В положенный срок письмо опубликовали в «Синтаксисе», и я уверен, что все заинтересованные лица его прочли. Ответа не последовало.
Тем временем еженедельник Times Literary Supplement заказал мне рецензию на появившийся в свет сборник писем Набокова. Перечитывая его письма и публицистику, я все больше убеждался в том, что негодование, прозвучавшее в письме госпожи Набоковой, было спровоцировано не только нарушением авторских прав или качеством моего перевода. Совершенно ясно, что в результате публикации его мнений о России и русской литературе перед многочисленными российскими поклонниками писателя представал Набоков, чьи черты вовсе не соответствовали имиджу, который он всю жизнь пестовал. Вдова писателя, по-своему истолковав его посмертные литературные амбиции, не хотела оскорблять чувства тех, в ком сам Набоков видел своих идеальных читателей. Ей, вероятно, казалось, что эти читатели не слишком одобрительно отнесутся к едкой иронии Набокова по поводу политической наивности Пастернака или догматических разглагольствований Солженицына, явно его раздражавших. Наверное, он был по-своему прав, скрывая свои подлинные твердые суждения и резкие мнения от тех своих российских почитателей, которых всю жизнь старался избегать и я: то есть тех, кто с людоедской алчностью делили между собой кусочки его прошлого, сувениры его писательской биографии на аукционе набоковианы.

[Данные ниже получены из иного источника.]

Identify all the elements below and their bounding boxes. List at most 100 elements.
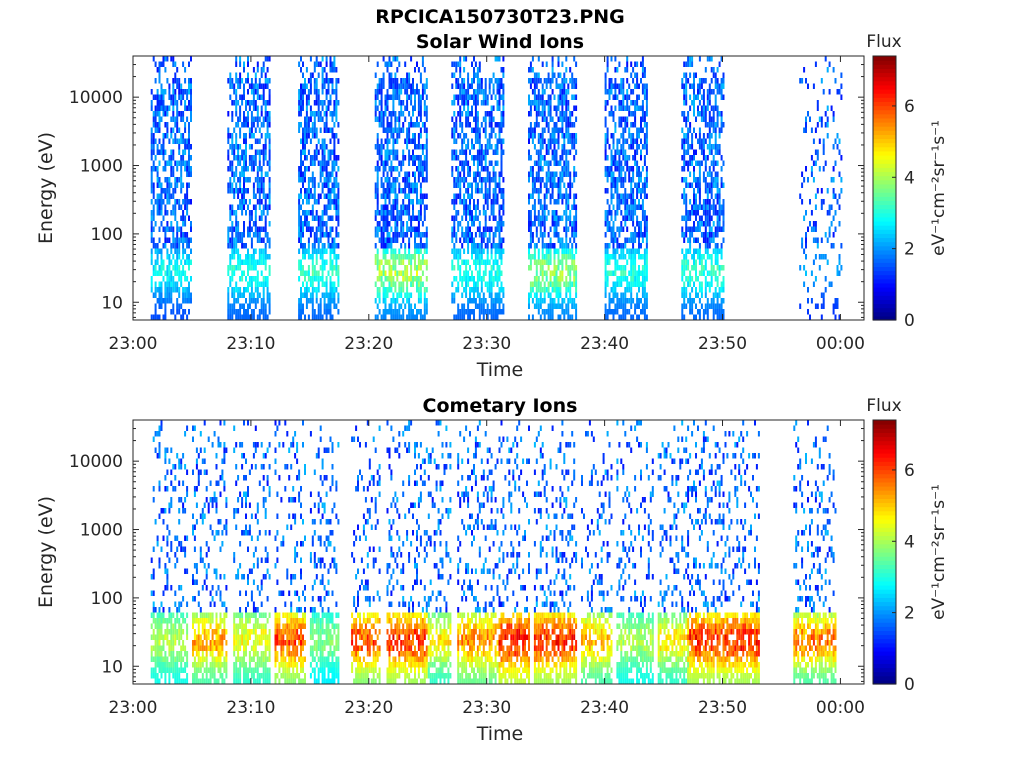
spectrogram-cell: [687, 127, 690, 133]
spectrogram-cell: [300, 303, 302, 309]
spectrogram-cell: [176, 111, 179, 117]
spectrogram-cell: [622, 116, 625, 122]
spectrogram-cell: [541, 94, 544, 100]
spectrogram-cell: [392, 133, 395, 139]
spectrogram-cell: [414, 188, 416, 194]
spectrogram-cell: [243, 309, 245, 315]
spectrogram-cell: [156, 193, 159, 199]
spectrogram-cell: [382, 116, 385, 122]
spectrogram-cell: [164, 298, 167, 304]
spectrogram-cell: [239, 237, 242, 243]
spectrogram-cell: [376, 199, 379, 205]
spectrogram-cell: [162, 149, 165, 155]
spectrogram-cell: [547, 188, 550, 194]
spectrogram-cell: [425, 237, 428, 243]
spectrogram-cell: [394, 149, 397, 155]
spectrogram-cell: [414, 177, 416, 183]
spectrogram-cell: [166, 276, 169, 282]
spectrogram-cell: [476, 171, 479, 177]
spectrogram-cell: [643, 298, 646, 304]
spectrogram-cell: [681, 265, 684, 271]
spectrogram-cell: [184, 237, 187, 243]
spectrogram-cell: [166, 56, 169, 62]
spectrogram-cell: [455, 83, 458, 89]
spectrogram-cell: [557, 188, 560, 194]
spectrogram-cell: [638, 226, 640, 232]
spectrogram-cell: [160, 248, 163, 254]
spectrogram-cell: [476, 166, 479, 172]
spectrogram-cell: [394, 226, 397, 232]
spectrogram-cell: [417, 111, 420, 117]
spectrogram-cell: [184, 89, 187, 95]
spectrogram-cell: [229, 182, 232, 188]
spectrogram-cell: [402, 155, 405, 161]
spectrogram-cell: [174, 215, 177, 221]
spectrogram-cell: [325, 111, 328, 117]
spectrogram-cell: [500, 83, 503, 89]
spectrogram-cell: [321, 254, 324, 260]
spectrogram-cell: [698, 298, 701, 304]
spectrogram-cell: [616, 309, 619, 315]
spectrogram-cell: [250, 292, 253, 298]
spectrogram-cell: [545, 254, 548, 260]
spectrogram-cell: [168, 226, 171, 232]
spectrogram-cell: [529, 287, 532, 293]
spectrogram-cell: [500, 166, 503, 172]
spectrogram-cell: [563, 116, 566, 122]
spectrogram-cell: [382, 127, 385, 133]
spectrogram-cell: [486, 309, 489, 315]
spectrogram-cell: [461, 303, 464, 309]
spectrogram-cell: [406, 292, 409, 298]
spectrogram-cell: [614, 105, 617, 111]
spectrogram-cell: [268, 89, 271, 95]
spectrogram-cell: [545, 309, 548, 315]
spectrogram-cell: [628, 111, 631, 117]
spectrogram-cell: [473, 243, 475, 249]
spectrogram-cell: [634, 155, 637, 161]
spectrogram-cell: [262, 210, 265, 216]
spectrogram-cell: [528, 138, 530, 144]
spectrogram-cell: [298, 199, 301, 205]
spectrogram-cell: [547, 138, 550, 144]
spectrogram-cell: [612, 182, 615, 188]
spectrogram-cell: [333, 155, 336, 161]
spectrogram-cell: [152, 160, 155, 166]
spectrogram-cell: [626, 309, 629, 315]
spectrogram-cell: [300, 171, 302, 177]
spectrogram-cell: [404, 171, 407, 177]
spectrogram-cell: [502, 111, 505, 117]
spectrogram-cell: [388, 309, 391, 315]
spectrogram-cell: [641, 281, 644, 287]
spectrogram-cell: [319, 314, 322, 320]
spectrogram-cell: [252, 221, 255, 227]
spectrogram-cell: [488, 122, 491, 128]
spectrogram-cell: [693, 100, 695, 106]
spectrogram-cell: [398, 122, 401, 128]
spectrogram-cell: [325, 61, 328, 67]
spectrogram-cell: [309, 78, 312, 84]
spectrogram-cell: [630, 215, 633, 221]
spectrogram-cell: [453, 199, 456, 205]
spectrogram-cell: [465, 160, 468, 166]
spectrogram-cell: [233, 248, 236, 254]
spectrogram-cell: [693, 221, 695, 227]
spectrogram-cell: [622, 292, 625, 298]
spectrogram-cell: [231, 182, 234, 188]
spectrogram-cell: [237, 144, 240, 150]
spectrogram-cell: [457, 309, 460, 315]
spectrogram-cell: [478, 232, 481, 238]
spectrogram-cell: [396, 78, 399, 84]
spectrogram-cell: [233, 171, 236, 177]
spectrogram-cell: [156, 111, 159, 117]
spectrogram-cell: [500, 215, 503, 221]
spectrogram-cell: [333, 237, 336, 243]
spectrogram-cell: [543, 111, 546, 117]
spectrogram-cell: [645, 144, 648, 150]
spectrogram-cell: [482, 276, 485, 282]
spectrogram-cell: [624, 204, 627, 210]
spectrogram-cell: [533, 215, 536, 221]
spectrogram-cell: [476, 259, 479, 265]
spectrogram-cell: [414, 243, 416, 249]
spectrogram-cell: [237, 259, 240, 265]
spectrogram-cell: [474, 232, 477, 238]
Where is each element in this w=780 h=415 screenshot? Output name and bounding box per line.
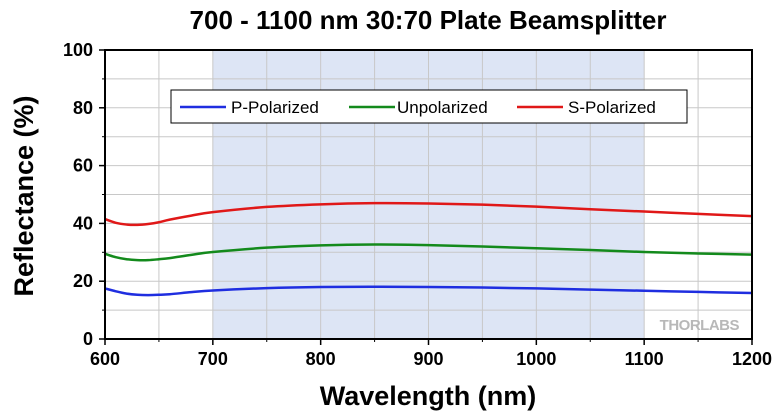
x-tick-label: 900 [413, 349, 443, 369]
x-tick-label: 1200 [732, 349, 772, 369]
x-tick-label: 800 [306, 349, 336, 369]
legend-label-p-polarized: P-Polarized [231, 98, 319, 117]
x-tick-label: 600 [90, 349, 120, 369]
y-axis-label: Reflectance (%) [9, 95, 39, 296]
thorlabs-watermark: THORLABS [660, 317, 740, 334]
chart-title: 700 - 1100 nm 30:70 Plate Beamsplitter [190, 5, 667, 35]
ticks: 600 700 800 900 1000 1100 1200 0 20 40 60 80 100 [63, 40, 772, 369]
series-line-p-polarized [104, 285, 753, 297]
x-axis-label: Wavelength (nm) [320, 381, 537, 411]
x-tick-label: 1100 [625, 349, 664, 369]
legend-label-s-polarized: S-Polarized [568, 98, 656, 117]
y-tick-label: 0 [83, 329, 93, 349]
legend-box [170, 89, 688, 124]
legend-label-unpolarized: Unpolarized [397, 98, 488, 117]
y-tick-label: 80 [73, 98, 93, 118]
series-line-unpolarized [104, 243, 753, 262]
y-tick-label: 100 [63, 40, 93, 60]
x-tick-label: 700 [198, 349, 228, 369]
series-lines [104, 201, 753, 297]
y-tick-label: 20 [73, 271, 93, 291]
x-tick-label: 1000 [516, 349, 556, 369]
legend: P-Polarized Unpolarized S-Polarized [170, 89, 688, 124]
series-line-s-polarized [104, 201, 753, 227]
y-tick-label: 60 [73, 156, 93, 176]
y-tick-label: 40 [73, 213, 93, 233]
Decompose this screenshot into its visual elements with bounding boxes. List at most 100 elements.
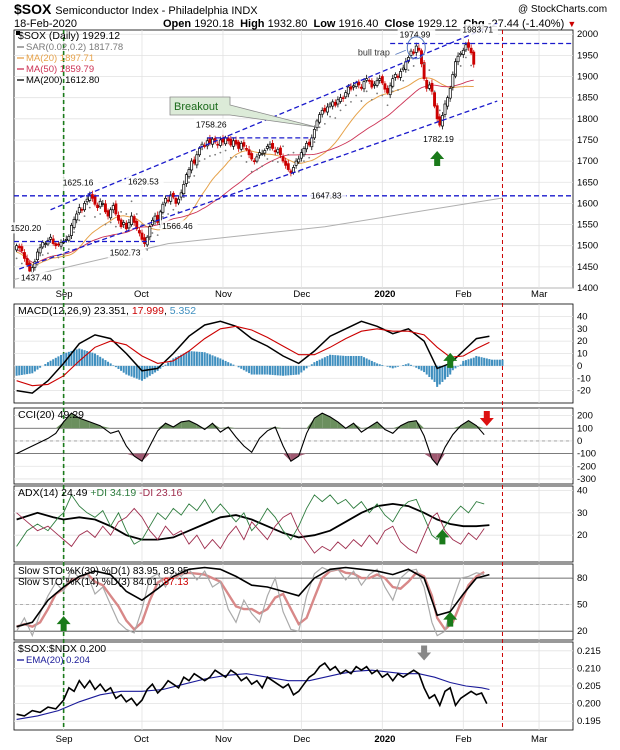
macd-histogram-bar	[342, 355, 345, 366]
candle-body	[276, 148, 280, 153]
candle-body	[54, 243, 58, 247]
sar-dot	[381, 94, 384, 97]
candle-body	[195, 154, 199, 166]
candle-body	[451, 74, 455, 88]
pane-3-ytick-0: 40	[577, 485, 588, 496]
pane-0-ytick-8: 1800	[577, 114, 598, 125]
candle-body	[161, 203, 165, 213]
macd-histogram-bar	[425, 365, 428, 375]
macd-title-part-0: MACD(12,26,9) 23.351,	[18, 305, 132, 317]
candle-body	[130, 215, 133, 225]
xtick-bottom-3: Dec	[293, 734, 310, 745]
macd-histogram-bar	[438, 365, 441, 385]
macd-histogram-bar	[245, 365, 248, 372]
candle-body	[417, 47, 421, 51]
sto-buy-arrow-icon-0-shape	[56, 616, 71, 632]
sar-dot	[433, 90, 436, 93]
macd-histogram-bar	[302, 365, 305, 371]
macd-histogram-bar	[305, 365, 308, 369]
cci-overbought-fill	[181, 420, 190, 429]
macd-histogram-bar	[78, 348, 81, 366]
macd-histogram-bar	[323, 357, 326, 366]
price-annotation-8: 1974.99	[400, 30, 431, 40]
macd-histogram-bar	[172, 358, 175, 366]
xtick-bottom-0: Sep	[56, 734, 73, 745]
macd-histogram-bar	[363, 357, 366, 366]
candle-body	[153, 215, 157, 222]
sar-dot	[292, 151, 295, 154]
sar-dot	[438, 109, 441, 112]
breakout-callout-box	[169, 96, 318, 128]
ratio-title: $SOX:$NDX 0.200	[18, 643, 106, 655]
cci-line	[16, 412, 485, 467]
macd-histogram-bar	[331, 354, 334, 366]
pane-2-ytick-2: 0	[577, 436, 582, 447]
sar-dot	[376, 92, 378, 95]
ratio-ema-line	[16, 669, 490, 720]
cci-oversold-fill	[424, 453, 432, 459]
sar-dot	[240, 155, 243, 157]
macd-histogram-bar	[491, 359, 494, 366]
cci-oversold-fill	[283, 453, 291, 462]
candle-body	[344, 92, 348, 98]
pane-0-ytick-1: 1450	[577, 262, 598, 273]
macd-histogram-bar	[232, 364, 235, 366]
symbol-title: $SOX Semiconductor Index - Philadelphia …	[14, 1, 258, 17]
candle-body	[216, 143, 220, 146]
candle-body	[148, 226, 152, 238]
candle-body	[109, 209, 113, 219]
candle-body	[20, 246, 24, 252]
macd-histogram-bar	[33, 365, 36, 372]
candle-body	[286, 163, 290, 170]
ma50-line	[16, 79, 474, 264]
macd-histogram-bar	[237, 365, 240, 368]
sar-dot	[203, 158, 206, 160]
pane-2-ytick-0: 200	[577, 411, 593, 422]
sar-dot	[344, 104, 347, 107]
macd-histogram-bar	[417, 365, 420, 370]
macd-histogram-bar	[498, 359, 501, 366]
sar-dot	[266, 158, 269, 160]
macd-histogram-bar	[255, 365, 258, 375]
cci-oversold-fill	[141, 453, 150, 462]
macd-title-part-3: 5.352	[170, 305, 196, 317]
adx-title-part-2: -DI 23.16	[139, 487, 182, 499]
candle-body	[114, 203, 118, 215]
macd-histogram-bar	[240, 365, 243, 369]
pane-0-ytick-6: 1700	[577, 156, 598, 167]
cci-overbought-fill	[212, 423, 221, 429]
adx-title-part-0: ADX(14) 24.49	[18, 487, 90, 499]
candle-body	[401, 67, 405, 71]
pane-1-ytick-2: 20	[577, 336, 588, 347]
candle-body	[85, 198, 89, 203]
macd-histogram-bar	[352, 355, 355, 366]
candle-body	[346, 86, 350, 95]
candle-body	[323, 107, 327, 112]
macd-histogram-bar	[488, 359, 491, 366]
sar-dot	[334, 117, 337, 119]
candle-body	[38, 247, 42, 254]
pane-5-ytick-1: 0.210	[577, 663, 601, 674]
macd-histogram-bar	[206, 353, 209, 366]
macd-histogram-bar	[93, 353, 96, 366]
cci-overbought-fill	[275, 427, 284, 429]
candle-body	[177, 198, 181, 204]
macd-histogram-bar	[229, 363, 232, 366]
macd-histogram-bar	[480, 357, 483, 366]
macd-histogram-bar	[75, 349, 78, 366]
sar-dot	[15, 257, 18, 260]
sar-dot	[188, 181, 190, 184]
sar-dot	[88, 206, 91, 209]
price-legend-marker	[16, 31, 20, 35]
macd-histogram-bar	[44, 364, 47, 366]
candle-body	[245, 148, 248, 150]
cci-overbought-fill	[416, 420, 425, 429]
sar-dot	[135, 213, 138, 215]
macd-histogram-bar	[287, 365, 290, 376]
price-annotation-bg-1	[18, 271, 57, 283]
macd-histogram-bar	[138, 365, 141, 380]
sar-dot	[94, 216, 96, 218]
candle-body	[380, 76, 384, 84]
sar-dot	[209, 155, 211, 157]
pane-1-ytick-4: 0	[577, 361, 582, 372]
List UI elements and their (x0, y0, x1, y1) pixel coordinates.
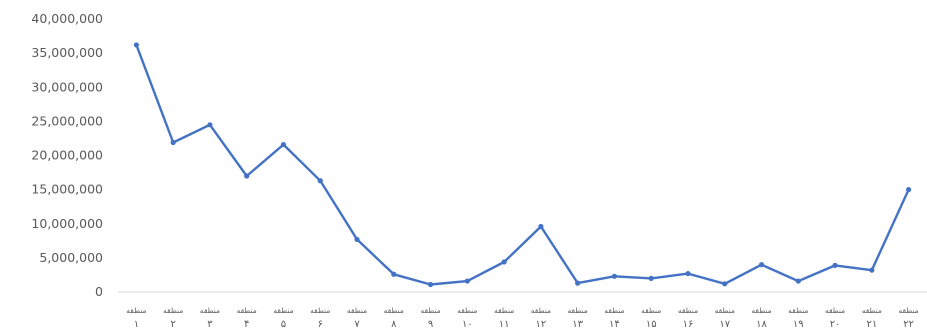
x-tick-label-number: ۷ (354, 319, 360, 330)
data-point (501, 259, 507, 265)
data-point (427, 281, 434, 288)
data-point (244, 173, 250, 179)
data-point (133, 42, 139, 48)
data-point (758, 262, 765, 268)
x-tick-label-word: منطقه (678, 306, 698, 315)
x-tick-label-number: ۵ (281, 319, 286, 330)
x-tick-label-number: ۱۶ (683, 319, 694, 330)
x-tick-label-word: منطقه (163, 306, 183, 315)
data-point (611, 273, 618, 279)
x-tick-label-word: منطقه (531, 306, 551, 315)
x-tick-label-word: منطقه (788, 306, 808, 315)
x-tick-label-word: منطقه (384, 306, 404, 315)
x-tick-label-number: ۱۵ (646, 319, 657, 330)
data-point (906, 187, 912, 193)
x-tick-label-number: ۸ (391, 319, 397, 330)
x-tick-label-number: ۴ (244, 319, 249, 330)
x-tick-label-word: منطقه (494, 306, 514, 315)
x-tick-label-word: منطقه (310, 306, 330, 315)
x-tick-label-number: ۱ (134, 319, 139, 330)
x-tick-label-number: ۱۱ (499, 319, 510, 330)
data-point (354, 236, 360, 243)
data-point (795, 278, 801, 284)
x-tick-label-word: منطقه (347, 306, 367, 315)
x-tick-label-number: ۱۸ (756, 319, 767, 330)
x-tick-label-number: ۱۰ (462, 319, 473, 330)
x-tick-label-number: ۲۲ (903, 319, 914, 330)
x-tick-label-number: ۱۲ (536, 319, 547, 330)
x-tick-label-word: منطقه (200, 306, 220, 315)
data-point (391, 271, 397, 277)
y-tick-label: 40,000,000 (31, 11, 103, 26)
y-tick-label: 25,000,000 (31, 113, 103, 128)
x-tick-label-number: ۱۳ (572, 319, 583, 330)
x-tick-label-word: منطقه (237, 306, 257, 315)
x-tick-label-word: منطقه (604, 306, 624, 315)
x-tick-label-word: منطقه (751, 306, 771, 315)
data-point (207, 122, 213, 128)
x-tick-label-number: ۱۷ (719, 319, 730, 330)
x-tick-label-word: منطقه (715, 306, 735, 315)
y-tick-label: 5,000,000 (39, 250, 103, 265)
x-tick-label-word: منطقه (825, 306, 845, 315)
x-tick-label-number: ۲ (170, 319, 175, 330)
y-tick-label: 10,000,000 (31, 216, 103, 231)
x-tick-label-word: منطقه (641, 306, 661, 315)
x-tick-label-word: منطقه (457, 306, 477, 315)
y-tick-label: 20,000,000 (31, 148, 103, 163)
data-point (464, 278, 470, 284)
x-tick-label-number: ۶ (318, 319, 323, 330)
y-tick-label: 30,000,000 (31, 79, 103, 94)
data-point (170, 139, 176, 146)
data-point (832, 262, 838, 268)
data-point (648, 275, 654, 281)
x-tick-label-word: منطقه (568, 306, 588, 315)
data-point (575, 280, 581, 286)
data-point (722, 281, 728, 287)
x-tick-label-word: منطقه (420, 306, 440, 315)
x-tick-label-number: ۲۱ (866, 319, 877, 330)
data-point (685, 270, 691, 277)
data-point (869, 267, 875, 273)
x-tick-label-number: ۳ (207, 319, 213, 330)
x-tick-label-number: ۹ (428, 319, 433, 330)
x-tick-label-word: منطقه (898, 306, 918, 315)
y-tick-label: 35,000,000 (31, 45, 103, 60)
x-tick-label-word: منطقه (126, 306, 146, 315)
data-point (317, 178, 323, 184)
x-tick-label-word: منطقه (273, 306, 293, 315)
data-point (538, 223, 544, 230)
x-tick-label-number: ۲۰ (830, 319, 841, 330)
x-tick-label-number: ۱۴ (609, 319, 620, 330)
data-point (280, 141, 287, 148)
x-tick-label-number: ۱۹ (793, 319, 804, 330)
y-tick-label: 15,000,000 (31, 182, 103, 197)
x-tick-label-word: منطقه (862, 306, 882, 315)
y-tick-label: 0 (95, 284, 103, 299)
series-line (135, 43, 910, 286)
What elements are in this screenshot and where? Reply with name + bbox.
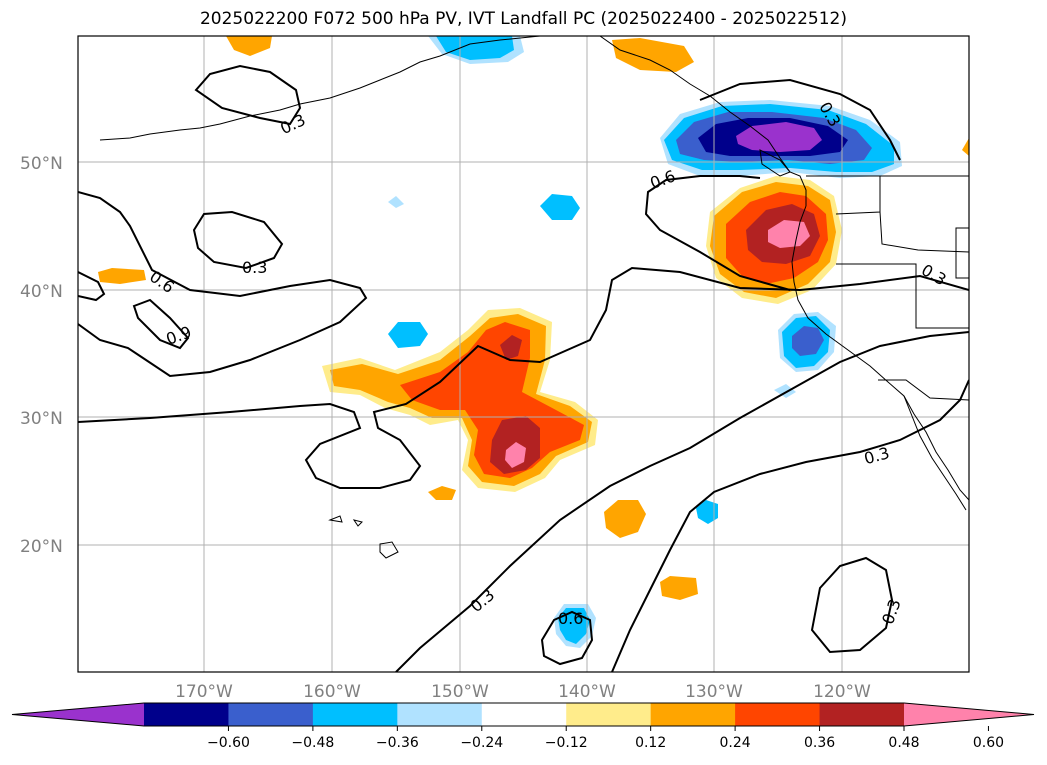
colorbar-segment — [735, 703, 821, 726]
colorbar-extend-max — [904, 703, 1034, 726]
colorbar-tick-label: −0.12 — [545, 735, 588, 751]
colorbar-extend-min — [12, 703, 144, 726]
negative-anomaly-small-central — [388, 322, 428, 348]
negative-anomaly-tiny — [388, 196, 404, 208]
colorbar: −0.60 −0.48 −0.36 −0.24 −0.12 0.12 0.24 0.36 0.4… — [11, 702, 1035, 751]
contour-0.9 — [132, 298, 190, 350]
positive-anomaly-central-pacific-048 — [490, 335, 540, 474]
contour-label: 0.6 — [558, 609, 583, 628]
colorbar-segment — [650, 703, 736, 726]
coastlines — [99, 36, 969, 559]
contour-0.3-west — [192, 210, 284, 270]
positive-anomaly-pacific-northwest-060 — [768, 220, 810, 248]
pv-contours — [78, 64, 969, 672]
contour-0.3-south-2 — [611, 379, 969, 672]
longitude-labels: 170°W 160°W 150°W 140°W 130°W 120°W — [175, 682, 871, 702]
contour-0.3-long — [78, 266, 969, 489]
colorbar-tick-label: −0.36 — [376, 735, 419, 751]
lon-label: 130°W — [685, 682, 743, 702]
lon-label: 140°W — [558, 682, 616, 702]
negative-anomaly-british-columbia-060 — [736, 122, 822, 152]
contour-0.3-north — [194, 64, 302, 126]
contour-0.6-nw — [644, 175, 791, 291]
lat-label: 30°N — [20, 409, 63, 429]
lon-label: 120°W — [813, 682, 871, 702]
positive-anomaly-small-2 — [660, 576, 698, 600]
positive-anomaly-west — [98, 268, 146, 284]
colorbar-tick-label: 0.24 — [720, 735, 751, 751]
lat-label: 40°N — [20, 282, 63, 302]
contour-0.6-west-2 — [78, 271, 106, 302]
lon-label: 150°W — [431, 682, 489, 702]
positive-anomaly-small-3 — [428, 486, 456, 500]
colorbar-tick-label: 0.60 — [973, 735, 1004, 751]
colorbar-segment — [819, 703, 905, 726]
lat-label: 50°N — [20, 154, 63, 174]
colorbar-tick-label: −0.60 — [207, 735, 250, 751]
colorbar-segment — [144, 703, 229, 726]
colorbar-tick-label: 0.48 — [888, 735, 919, 751]
colorbar-segment — [481, 703, 567, 726]
colorbar-tick-label: 0.36 — [804, 735, 835, 751]
contour-label: 0.3 — [242, 258, 267, 277]
positive-anomaly-right-edge — [962, 138, 969, 156]
colorbar-tick-label: −0.24 — [460, 735, 503, 751]
colorbar-tick-label: 0.12 — [635, 735, 666, 751]
lon-label: 170°W — [175, 682, 233, 702]
map-frame — [77, 35, 970, 673]
positive-anomaly-top-left — [226, 36, 272, 56]
contour-0.3-south — [395, 331, 969, 672]
colorbar-segment — [566, 703, 652, 726]
gridlines — [78, 36, 969, 672]
negative-anomaly-off-california-036 — [792, 326, 824, 356]
contour-0.3-gulf — [699, 78, 901, 161]
colorbar-segment — [312, 703, 398, 726]
colorbar-tick-label: −0.48 — [291, 735, 334, 751]
colorbar-segment — [228, 703, 314, 726]
map-title: 2025022200 F072 500 hPa PV, IVT Landfall… — [199, 9, 847, 29]
latitude-labels: 50°N 40°N 30°N 20°N — [20, 154, 63, 557]
colorbar-segment — [397, 703, 483, 726]
contour-0.3-se — [810, 556, 894, 654]
contour-0.6-south — [540, 610, 594, 666]
positive-anomaly-alaska-coast — [612, 38, 694, 72]
lat-label: 20°N — [20, 537, 63, 557]
contour-0.6-west — [78, 191, 368, 378]
negative-anomaly-top-024 — [436, 36, 514, 60]
negative-anomaly-small-east — [696, 500, 718, 524]
colorbar-outline — [11, 702, 1035, 727]
positive-anomaly-small-1 — [604, 500, 646, 538]
lon-label: 160°W — [303, 682, 361, 702]
negative-anomaly-small-north — [540, 194, 580, 220]
positive-anomaly-central-pacific-060 — [505, 442, 526, 468]
negative-anomaly-tiny-2 — [774, 384, 796, 398]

С моей точки зрения, семейство Набоковых хотело угодить в России именно тем, кого я со временем стал презирать. Близкие родственники в роли литературных наследников имеют на это полное право. Вполне вероятно, что они безошибочно истолковали его истинные намерения. А если это так, что же заставляло его самого так нервозно и агрессивно относиться к своей личной репутации? Писатель, рожденный в англоязычном мире, редко обращает внимание на восприятие его широкой публикой как частного лица, если только это не влияет на издательские авансы. Однако тех, кто опасался репутации чужестранцев, посягнувших на национальные рубежи литературы (Т.С. Элиот или Владимир Набоков, Джозеф Конрад или Салман Рушди), всегда было легко обидеть. Вероятно, каждый писатель-иммигрант боится карикатурного стереотипа чужака в толпе со всеми остальными этническими меньшинствами, чудаковатого отщепенца, влачащего одинокое существование. Разыгрывая роль беззаботного охотника за бабочками, эстета и обитателя элегантных отелей (каковым он в конце концов и стал), Набоков пытался разрушить этот стереотип эмигрантского убожества.
Рано или поздно мы обретаем сходство с теми, кого неустанно пародируем. В глазах публики Набоков, каким он подавал себя в последние годы, вобрал в себя худшие из манер и замашек его главных героев. Это был странный гибрид Годунова-Чердынцева и Гумберта Гумберта. Он, видимо, находился под таким сильным воздействием собственного литературного стиля, что сам стал подражать щеголеватым персонажам своих лучших романов. Нравился ли ему этот автопортрет? Видимо, да. Всякий, кто пытался — осознанно или нет — запятнать этот идеальный образ, подлежал уничтожению. Именно так, без обиняков, он и заявил одному из своих биографов, занеся его в черный список: «Я без всяких колебаний подам на Вас в суд за нарушение договора, клевету и намеренные попытки опорочить мою личную репутацию». Набоков, приложивший столько усилий, чтобы избежать ярлыков и клише в отношении себя самого, произвел на свет толпу лицемерных поклонников, не слишком отличающихся от типажей, над которыми он издевался в своих книгах. Было ли известно Набокову об этом племени его почитателей, размножающихся под влиянием его творческого гения по ту сторону железного занавеса, в СССР?